PM treads softly with unions

Prime Minister Costas Karamanlis got down to post-Olympics business yesterday and met with the heads of the two largest unions in the country – the General Confederation of Greek Labor (GSEE) and the civil servants’ federation ADEDY. In the separate talks, which were held in preparation of Karamanlis’s major economic policy address in Thessaloniki next week, the prime minister assured the unionists that the government would introduce neither new social welfare legislation nor economic austerity measures. He assured GSEE, which covers employees in the private sector, utilities and the broader public sector, that the government would only play a coordinating role in the dialogue on work hours being conducted between GSEE and employers’ organizations. Karamanlis also assured the unionists that his government would not use shock therapy in dealing with conditions that are expected to arise from the full accounting of the country’s fiscal situation. He also said that the budget would take into consideration the need to further fund the Social Security Foundation (IKA), the country’s biggest fund.
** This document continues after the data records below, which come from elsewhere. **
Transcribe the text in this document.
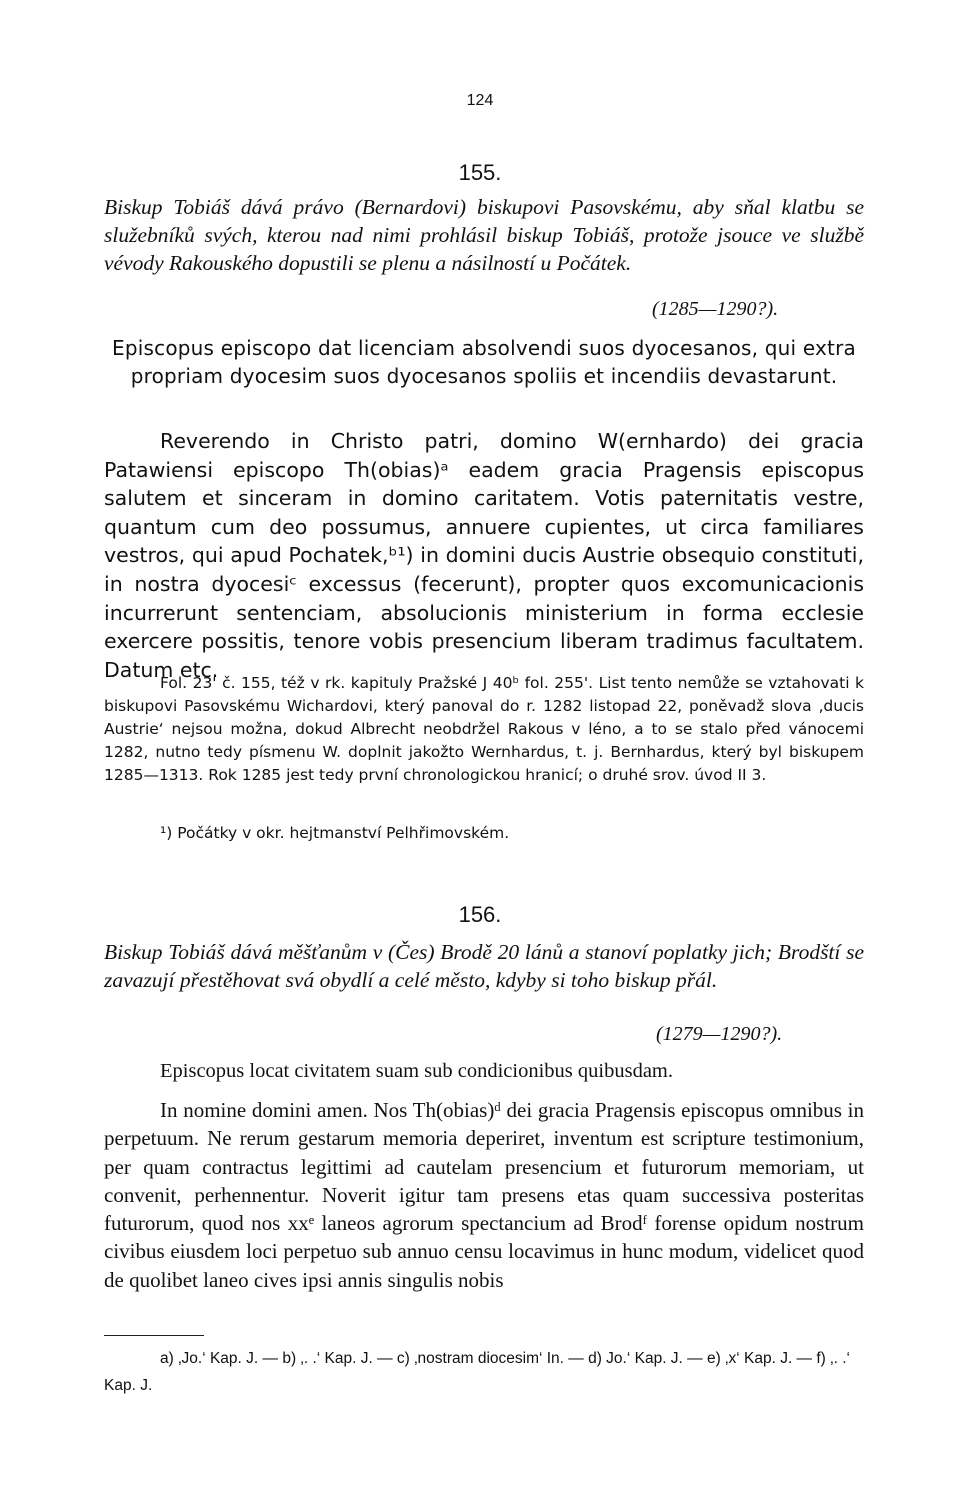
124
155.
Biskup Tobiáš dává právo (Bernardovi) biskupovi Pasovskému, aby sňal klatbu se služebníků svých, kterou nad nimi prohlásil biskup Tobiáš, protože jsouce ve službě vévody Rakouského dopustili se plenu a násilností u Počátek.
(1285—1290?).
Episcopus episcopo dat licenciam absolvendi suos dyocesanos, qui extra propriam dyocesim suos dyocesanos spoliis et incendiis devastarunt.
Reverendo in Christo patri, domino W(ernhardo) dei gracia Patawiensi episcopo Th(obias)ᵃ eadem gracia Pragensis episcopus salutem et sinceram in domino caritatem. Votis paternitatis vestre, quantum cum deo possumus, annuere cupientes, ut circa familiares vestros, qui apud Pochatek,ᵇ¹) in domini ducis Austrie obsequio constituti, in nostra dyocesiᶜ excessus (fecerunt), propter quos excomunicacionis incurrerunt sentenciam, absolucionis ministerium in forma ecclesie exercere possitis, tenore vobis presencium liberam tradimus facultatem. Datum etc.
Fol. 23' č. 155, též v rk. kapituly Pražské J 40ᵇ fol. 255'. List tento nemůže se vztahovati k biskupovi Pasovskému Wichardovi, který panoval do r. 1282 listopad 22, poněvadž slova ‚ducis Austrie‘ nejsou možna, dokud Albrecht neobdržel Rakous v léno, a to se stalo před vánocemi 1282, nutno tedy písmenu W. doplnit jakožto Wernhardus, t. j. Bernhardus, který byl biskupem 1285—1313. Rok 1285 jest tedy první chronologickou hranicí; o druhé srov. úvod II 3.
¹) Počátky v okr. hejtmanství Pelhřimovském.
156.
Biskup Tobiáš dává měšťanům v (Čes) Brodě 20 lánů a stanoví poplatky jich; Brodští se zavazují přestěhovat svá obydlí a celé město, kdyby si toho biskup přál.
(1279—1290?).
Episcopus locat civitatem suam sub condicionibus quibusdam.
In nomine domini amen. Nos Th(obias)ᵈ dei gracia Pragensis episcopus omnibus in perpetuum. Ne rerum gestarum memoria deperiret, inventum est scripture testimonium, per quam contractus legittimi ad cautelam presencium et futurorum memoriam, ut convenit, perhennentur. Noverit igitur tam presens etas quam successiva posteritas futurorum, quod nos xxᵉ laneos agrorum spectancium ad Brodᶠ forense opidum nostrum civibus eiusdem loci perpetuo sub annuo censu locavimus in hunc modum, videlicet quod de quolibet laneo cives ipsi annis singulis nobis
a) ‚Jo.‘ Kap. J. — b) ‚. .‘ Kap. J. — c) ‚nostram diocesim‘ In. — d) Jo.‘ Kap. J. — e) ‚x‘ Kap. J. — f) ‚. .‘ Kap. J.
The climate in the meetings was mostly consensual, but ADEDY’s president, Spyros Papaspyros, noted that Greek civil servants’ salaries were 25 percent lower than the EU average. He said ADEDY was ready for «dialogue and negotiations but also for action if necessary.» Meanwhile, less consensual was PASOK leader George Papandreou, who charged in a press conference that the New Democracy government was «scandalmongering» and that his party would not tolerate this. He also warned restive officials in his own party that «no one has a permanent position.» PASOK will hold its congress on Jan. 20-23.